Po posiedzeniu Rady Ministrów wicepremier Waldemar Pawlak zachwalał, że teraz przedsiębiorcom będzie lepiej. Rząd przyjął bowiem pakiet projektów ustaw gospodarczych. Zdaniem Pawlaka zmiany w ustawie o swobodzie gospodarczej poprawią warunki funkcjonowania przedsiębiorstw.
>>> Dowiedz się, jakie zmiany w prawie szykuje rząd
Kontrole firm będą krótsze i dostosowane do wielkości firmy. W ciągu roku czas trwania wszystkich kontroli nie będzie mógł przekroczyć: 12 dni roboczych u mikroprzedsiębiorców, 18 dni roboczych u małych przedsiębiorców, 24 dni roboczych u średnich przedsiębiorców, 48 dni roboczych u pozostałych przedsiębiorców. Nie będzie też można prowadzić różnych kontroli jednocześnie.
Poza szczególnymi przypadkami, kontrolerzy z wyprzedzeniem będą musieli powiadomić o zamiarze pojawienia się w firmie. Jesli kontrola będzie prowadzona wbrew przepisom i spowoduje, że przedsiębiorca poniesie straty, to dostanie odszkodowanie. Zaś dowody zebrane z naruszeniem prawa nie będą brane pod uwagę podczas ewentualnego postępowania skrabowego lub karnego.
Projekt zakłada, że wszystkie formalności związane z rejestracją działalności gospodarczej będzie można załatwić zgodnie z zasadą "jednego okienka". W urzędzie gminy lub elektronicznie przedsiębiorca będzie składał tylko jeden wniosek o wpis do rejestrów - zamiast obecnych czterech. Chodzi o wpis do rejestrów: gminy, urzędu skarbowego, urzędu statystycznego oraz Zakładu Ubezpieczeń Społecznych.
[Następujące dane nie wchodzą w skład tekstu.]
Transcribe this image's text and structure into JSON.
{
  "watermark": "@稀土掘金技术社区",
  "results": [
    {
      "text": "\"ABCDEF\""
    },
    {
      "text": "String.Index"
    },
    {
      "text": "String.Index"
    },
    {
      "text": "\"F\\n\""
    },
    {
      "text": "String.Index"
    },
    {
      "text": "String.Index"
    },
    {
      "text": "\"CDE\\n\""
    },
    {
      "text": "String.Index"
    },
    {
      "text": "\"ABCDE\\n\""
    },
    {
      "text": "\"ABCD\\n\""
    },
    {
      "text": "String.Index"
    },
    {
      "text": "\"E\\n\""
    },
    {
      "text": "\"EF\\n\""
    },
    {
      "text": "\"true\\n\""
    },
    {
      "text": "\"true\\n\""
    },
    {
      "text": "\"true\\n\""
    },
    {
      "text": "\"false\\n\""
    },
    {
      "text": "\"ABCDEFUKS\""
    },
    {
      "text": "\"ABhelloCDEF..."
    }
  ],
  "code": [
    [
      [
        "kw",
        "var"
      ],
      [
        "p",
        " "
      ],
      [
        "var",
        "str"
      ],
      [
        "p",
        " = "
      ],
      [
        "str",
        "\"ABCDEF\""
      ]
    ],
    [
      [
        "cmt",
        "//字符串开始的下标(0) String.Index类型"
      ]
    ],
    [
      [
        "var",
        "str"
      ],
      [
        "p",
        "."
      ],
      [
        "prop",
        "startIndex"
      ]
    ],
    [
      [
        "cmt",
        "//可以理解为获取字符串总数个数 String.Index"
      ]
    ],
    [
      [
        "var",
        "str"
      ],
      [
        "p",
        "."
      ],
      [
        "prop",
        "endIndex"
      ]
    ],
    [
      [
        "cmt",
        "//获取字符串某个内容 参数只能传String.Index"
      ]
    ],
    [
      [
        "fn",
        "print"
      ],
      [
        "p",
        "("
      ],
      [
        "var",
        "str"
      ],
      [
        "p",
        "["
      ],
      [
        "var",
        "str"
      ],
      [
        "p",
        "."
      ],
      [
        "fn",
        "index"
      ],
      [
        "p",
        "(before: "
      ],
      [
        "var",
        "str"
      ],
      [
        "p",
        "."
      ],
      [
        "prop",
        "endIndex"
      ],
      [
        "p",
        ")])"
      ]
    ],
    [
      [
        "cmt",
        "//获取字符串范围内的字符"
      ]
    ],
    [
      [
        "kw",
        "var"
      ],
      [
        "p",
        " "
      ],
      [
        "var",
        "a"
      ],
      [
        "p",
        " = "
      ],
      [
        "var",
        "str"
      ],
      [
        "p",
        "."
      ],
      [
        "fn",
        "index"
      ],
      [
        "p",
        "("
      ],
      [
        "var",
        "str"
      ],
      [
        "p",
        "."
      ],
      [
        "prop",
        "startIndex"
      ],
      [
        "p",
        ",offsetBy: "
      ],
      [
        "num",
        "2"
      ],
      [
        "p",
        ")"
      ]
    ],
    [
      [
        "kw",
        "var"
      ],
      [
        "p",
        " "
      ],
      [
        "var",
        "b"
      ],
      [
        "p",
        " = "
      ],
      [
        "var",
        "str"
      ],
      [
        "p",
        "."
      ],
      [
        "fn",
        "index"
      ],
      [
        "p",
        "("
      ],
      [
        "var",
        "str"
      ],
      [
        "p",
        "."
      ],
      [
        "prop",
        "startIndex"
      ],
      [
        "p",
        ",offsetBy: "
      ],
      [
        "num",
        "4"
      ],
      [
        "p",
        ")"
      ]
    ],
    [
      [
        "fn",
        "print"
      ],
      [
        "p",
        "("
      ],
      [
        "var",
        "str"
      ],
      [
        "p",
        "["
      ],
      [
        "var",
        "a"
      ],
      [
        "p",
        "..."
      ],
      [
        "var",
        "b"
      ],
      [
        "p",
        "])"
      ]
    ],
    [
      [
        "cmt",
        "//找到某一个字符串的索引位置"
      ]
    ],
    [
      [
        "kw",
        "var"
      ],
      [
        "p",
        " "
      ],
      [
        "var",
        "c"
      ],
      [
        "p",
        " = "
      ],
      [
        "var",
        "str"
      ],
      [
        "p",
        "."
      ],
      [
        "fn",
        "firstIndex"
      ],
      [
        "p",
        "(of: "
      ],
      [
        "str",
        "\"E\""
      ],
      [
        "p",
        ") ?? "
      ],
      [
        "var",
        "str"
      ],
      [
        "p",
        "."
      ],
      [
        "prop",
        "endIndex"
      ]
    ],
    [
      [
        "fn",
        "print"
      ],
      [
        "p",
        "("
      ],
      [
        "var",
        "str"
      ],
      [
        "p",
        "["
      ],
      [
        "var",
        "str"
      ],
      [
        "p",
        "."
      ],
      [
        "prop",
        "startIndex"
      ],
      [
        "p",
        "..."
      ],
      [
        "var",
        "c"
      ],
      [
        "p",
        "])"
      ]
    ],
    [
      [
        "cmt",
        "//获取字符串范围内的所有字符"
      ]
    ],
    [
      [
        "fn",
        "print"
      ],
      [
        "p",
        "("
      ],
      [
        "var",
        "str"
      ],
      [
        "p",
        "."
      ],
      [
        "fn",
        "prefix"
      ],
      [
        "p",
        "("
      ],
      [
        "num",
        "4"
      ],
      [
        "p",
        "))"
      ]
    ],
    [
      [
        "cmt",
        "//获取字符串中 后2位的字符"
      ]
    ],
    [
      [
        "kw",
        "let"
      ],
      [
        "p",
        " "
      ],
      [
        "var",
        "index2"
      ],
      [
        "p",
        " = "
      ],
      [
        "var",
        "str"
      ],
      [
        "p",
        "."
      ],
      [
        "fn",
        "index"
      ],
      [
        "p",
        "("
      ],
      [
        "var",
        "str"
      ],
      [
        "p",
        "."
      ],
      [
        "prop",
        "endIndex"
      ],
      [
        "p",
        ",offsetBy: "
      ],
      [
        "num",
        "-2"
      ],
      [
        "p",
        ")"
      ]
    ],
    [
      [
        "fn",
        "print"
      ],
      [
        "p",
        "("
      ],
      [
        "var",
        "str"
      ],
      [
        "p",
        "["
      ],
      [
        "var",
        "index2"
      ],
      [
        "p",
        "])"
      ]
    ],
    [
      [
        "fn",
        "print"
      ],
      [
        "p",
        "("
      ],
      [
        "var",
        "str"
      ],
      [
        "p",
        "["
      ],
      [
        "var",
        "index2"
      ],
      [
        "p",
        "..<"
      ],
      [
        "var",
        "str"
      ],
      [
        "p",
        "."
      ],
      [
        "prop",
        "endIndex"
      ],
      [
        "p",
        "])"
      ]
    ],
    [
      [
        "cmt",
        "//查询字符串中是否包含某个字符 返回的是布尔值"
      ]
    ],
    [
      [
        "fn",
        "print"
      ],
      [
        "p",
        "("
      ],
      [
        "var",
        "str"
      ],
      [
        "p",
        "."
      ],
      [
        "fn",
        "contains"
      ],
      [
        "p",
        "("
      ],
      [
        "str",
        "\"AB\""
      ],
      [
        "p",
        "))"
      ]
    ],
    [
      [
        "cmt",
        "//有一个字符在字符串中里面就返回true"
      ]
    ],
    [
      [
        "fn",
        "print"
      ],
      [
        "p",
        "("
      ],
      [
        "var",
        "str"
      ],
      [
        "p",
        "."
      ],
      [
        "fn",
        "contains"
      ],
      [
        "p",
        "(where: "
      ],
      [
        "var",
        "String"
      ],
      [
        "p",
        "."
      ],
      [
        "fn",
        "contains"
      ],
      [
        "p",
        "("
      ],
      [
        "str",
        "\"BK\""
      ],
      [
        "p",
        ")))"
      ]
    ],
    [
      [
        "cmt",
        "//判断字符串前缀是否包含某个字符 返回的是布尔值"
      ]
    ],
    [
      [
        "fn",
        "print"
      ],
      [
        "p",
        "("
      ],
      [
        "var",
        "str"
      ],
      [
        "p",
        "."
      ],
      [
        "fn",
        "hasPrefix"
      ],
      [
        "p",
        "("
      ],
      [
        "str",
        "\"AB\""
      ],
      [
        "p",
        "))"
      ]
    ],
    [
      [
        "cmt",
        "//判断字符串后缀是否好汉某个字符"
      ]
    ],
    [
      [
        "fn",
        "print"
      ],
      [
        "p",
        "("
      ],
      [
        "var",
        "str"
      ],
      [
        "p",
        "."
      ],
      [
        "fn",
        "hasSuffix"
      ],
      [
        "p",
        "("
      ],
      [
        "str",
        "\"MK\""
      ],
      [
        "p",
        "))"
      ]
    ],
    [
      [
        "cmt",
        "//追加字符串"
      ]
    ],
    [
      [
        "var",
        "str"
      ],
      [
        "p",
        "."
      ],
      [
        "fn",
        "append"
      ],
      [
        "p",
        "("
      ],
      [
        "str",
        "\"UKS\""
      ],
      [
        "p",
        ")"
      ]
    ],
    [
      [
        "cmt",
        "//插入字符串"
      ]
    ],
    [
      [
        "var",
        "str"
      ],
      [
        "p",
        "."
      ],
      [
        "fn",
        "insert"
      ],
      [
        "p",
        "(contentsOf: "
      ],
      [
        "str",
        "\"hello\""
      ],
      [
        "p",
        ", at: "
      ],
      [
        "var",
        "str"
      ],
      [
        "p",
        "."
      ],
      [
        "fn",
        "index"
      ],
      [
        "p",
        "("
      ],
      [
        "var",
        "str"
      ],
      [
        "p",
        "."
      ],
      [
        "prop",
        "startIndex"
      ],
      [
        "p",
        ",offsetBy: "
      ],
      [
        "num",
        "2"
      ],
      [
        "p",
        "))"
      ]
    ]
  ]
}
Za pięć lat przedsiębiorca będzie wypełniał jedynie wniosek o rejestrację firmy na stronie internetowej i w ten sposób dokona "samorejestracji", a przepływ między rejestrami nastąpi automatycznie. Nowym rozwiązaniem będzie to, że działalność gospodarczą będzie można rozpocząć w dniu złożenia wniosku o wpis do ewidencji działalności gospodarczej lub po uzyskaniu wpisu do rejestru przedsiębiorców w Krajowym Rejestrze Sądowym.